Trying this version, we see that it does indeed work correctly now:

2 3 5 7 11 13 17 19 23 29 31 37 41 43 47 53 59 61 67 71 73 79 83 89 97

The next step is to notice that the second if clause is not really needed. The logic in the loop looks for prime factors of each given number up to the square root of that number. This works because if there are any prime factors of a number at least one of them must be less than or equal to the square root of that number. Reworking just that function (the rest of the program remains the same) we get this result:

std::vector<int> prime_list(int limit)
{
    bool isprime;
    std::vector<int> primes;
    primes.push_back(2);
    for (int no = 3; no < limit; no += 2) {
        isprime = true;
        for (int primecount=0; primes[primecount] <= std::sqrt(no); ++primecount) {
            if (no % primes[primecount] == 0) {
                isprime = false;
                break;
            }
        }
        if (isprime) {
            primes.push_back(no);
        }
    }
    return primes;
}

We can go further, changing variable names to be a bit more descriptive. For example primecount isn't really a count of primes. Instead it's an index variable into the vector of known primes. Also, while no is sometimes used as an abbreviation for "number", in mathematical writing, it's more common to use n. We can also make some modifications by eliminating the break, and by declaring variables closer to where they're used.

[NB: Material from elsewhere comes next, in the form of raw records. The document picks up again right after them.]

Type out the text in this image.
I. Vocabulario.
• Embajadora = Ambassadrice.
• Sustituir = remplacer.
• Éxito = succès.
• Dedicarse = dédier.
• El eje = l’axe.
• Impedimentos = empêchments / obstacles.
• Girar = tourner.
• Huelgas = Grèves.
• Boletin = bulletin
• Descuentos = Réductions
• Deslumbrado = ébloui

std::vector<int> prime_list(int limit)
{
    std::vector<int> primes{2};
    for (int n = 3; n < limit; n += 2) {
        bool isprime = true;
        for (int i=0; isprime && primes[i] <= std::sqrt(n); ++i) {
            isprime &= (n % primes[i] != 0);
        }
        if (isprime) {
            primes.push_back(n);
        }
    }
    return primes;
}

We can also refactor main to use a "range-for" to make it a bit neater:

int main() 
{
    std::vector<int> primes = prime_list(100);
    for (auto p : primes) {
        std::cout << p << ' ';
    }
    std::cout << '\n';
}

This is just one way refactoring might be done. Others might make different choices. However, the purpose for refactoring remains the same, which is to improve the readability and possibly the performance of the code without necessarily adding features.